4,500 disc fans pack Troc - despite Elvis
British disc spinners get double value for their money with the current visit of the American group, Buddy Holly and the Crickets. These three barnstorming youngsters have two hits in the charts at the moment - "Peggy Sue," under Buddy Holly's label, and "Oh, Boy!" under the banner of the Crickets.
But there is really only one act - singer Buddy Holly, with his two sidemen Joe Mauldin (bass) and Jerry Allison (drums) to put the kick into beat numbers.
They add up to one of the breeziest packages to be imported into Britain. The million-plus teenagers who have bought their discs will not have any illusions dented.
Off stage they are a very cautious trio.
"We've been going a year," Buddy Holly told me, "and one always wonders how long it's going to last. But so far the public seems to like us and we hope that as long as we don't make any mistakes we shall be alright."
At the moment they are certainly right: they estimate they got "2,000 a night during their recent American coast to coast tour. And even with two managers and a booking agent to pay, that's still gold dust.
I went to hear them at the Trocadero, Elephant and Castle, on Saturday where, despite a Presley film across the road, they drew 1,500 into the first house and 3,000 to the second.
And I might as well say now that, though it's an excellent show, I was disappointed that Buddy Holly and the Crickets were on stage little more than 20 minutes. With ticket up to 10s. 6d. shortweight is hardly forgivable. Still this was the first show.
Breaking the ice
Strangely enough, they unload all their disc hits with feverish speed. Perhaps they wanted to break the ice a bit. It wasn't really necessary.
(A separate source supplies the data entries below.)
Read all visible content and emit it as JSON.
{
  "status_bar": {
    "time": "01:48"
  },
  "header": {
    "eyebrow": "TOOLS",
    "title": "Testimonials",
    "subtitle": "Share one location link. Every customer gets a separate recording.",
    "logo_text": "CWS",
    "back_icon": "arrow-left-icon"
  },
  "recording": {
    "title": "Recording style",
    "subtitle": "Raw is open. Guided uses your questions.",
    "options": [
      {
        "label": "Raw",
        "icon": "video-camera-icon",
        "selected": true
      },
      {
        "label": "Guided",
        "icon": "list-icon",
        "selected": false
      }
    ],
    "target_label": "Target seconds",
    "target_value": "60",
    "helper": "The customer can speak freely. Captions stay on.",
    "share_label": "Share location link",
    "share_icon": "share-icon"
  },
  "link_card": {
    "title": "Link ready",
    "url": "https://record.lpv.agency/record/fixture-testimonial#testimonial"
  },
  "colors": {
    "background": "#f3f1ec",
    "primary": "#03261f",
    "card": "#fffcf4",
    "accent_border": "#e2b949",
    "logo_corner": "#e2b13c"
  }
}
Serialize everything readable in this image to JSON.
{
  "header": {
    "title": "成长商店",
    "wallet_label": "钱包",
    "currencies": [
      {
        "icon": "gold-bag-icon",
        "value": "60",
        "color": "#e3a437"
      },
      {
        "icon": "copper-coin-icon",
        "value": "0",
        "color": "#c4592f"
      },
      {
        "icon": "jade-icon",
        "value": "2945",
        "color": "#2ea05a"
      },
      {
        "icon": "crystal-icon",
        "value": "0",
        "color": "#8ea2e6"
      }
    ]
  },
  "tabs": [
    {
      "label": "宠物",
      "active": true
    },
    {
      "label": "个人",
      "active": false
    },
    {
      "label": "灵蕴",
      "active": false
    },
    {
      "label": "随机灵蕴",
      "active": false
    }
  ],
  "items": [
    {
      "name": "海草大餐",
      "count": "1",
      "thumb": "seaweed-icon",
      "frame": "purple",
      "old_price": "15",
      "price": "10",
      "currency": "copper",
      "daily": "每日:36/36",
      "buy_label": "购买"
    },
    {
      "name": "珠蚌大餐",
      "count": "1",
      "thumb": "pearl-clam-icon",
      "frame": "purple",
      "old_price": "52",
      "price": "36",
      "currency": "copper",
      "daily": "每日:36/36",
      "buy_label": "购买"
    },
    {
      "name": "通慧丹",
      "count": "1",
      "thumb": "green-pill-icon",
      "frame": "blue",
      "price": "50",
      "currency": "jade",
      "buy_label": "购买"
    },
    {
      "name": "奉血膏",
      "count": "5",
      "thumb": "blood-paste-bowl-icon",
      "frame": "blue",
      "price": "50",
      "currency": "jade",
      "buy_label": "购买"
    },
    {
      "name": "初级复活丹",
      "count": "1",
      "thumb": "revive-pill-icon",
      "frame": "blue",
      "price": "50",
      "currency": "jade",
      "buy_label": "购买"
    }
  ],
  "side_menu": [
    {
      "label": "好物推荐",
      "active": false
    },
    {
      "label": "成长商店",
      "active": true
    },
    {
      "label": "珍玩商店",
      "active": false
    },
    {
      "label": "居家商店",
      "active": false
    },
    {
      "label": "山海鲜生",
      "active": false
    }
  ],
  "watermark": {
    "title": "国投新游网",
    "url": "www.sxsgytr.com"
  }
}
In Britain the custom is for the best sellers to come as the punch line at the end. By having them at the beginning, the cat seems to end on an anti-climax.
They are fortunate in being able to sit both sides of the fence. Country and Western fans need to look no further than the best selling "Peggy Sue" - and Buddy Holly is every bit as good as the disc. And for rock-'n'-rollers "That'll Be The Day," "Oh Boy," "Rip It Up," and so on are given plenty of punch.
Left - Page 3 of Melody Maker for the 8th of March 1958 - Captions read: Buddy Holly - The public seems to like us. Holly's sidemen, Jerry Alison (drums) and Joe Mauldin (bass). - Bandleader Ronnie Keene seen here with Garry Miller, adds much to the show's success.
I didn't feel quite at home with Buddy Holly when he added the Presley movements. He seems so obviously out of his depth.
But - though I did detect a few scornful laughs - it produced the usual screams from the usual bevvy of teenagers.
There's no doubt about it, the out-dated Variety halls could learn a lot from these teenage coast-to-coast tours.
Supporting the Crickets, Garry Miller, bronzed from his visit to the troops at Cyprus, was in good form and went down well. Both he and the Tanner Sisters kept the atmosphere up to date with hits from the best-selling charts. And they were rewarded.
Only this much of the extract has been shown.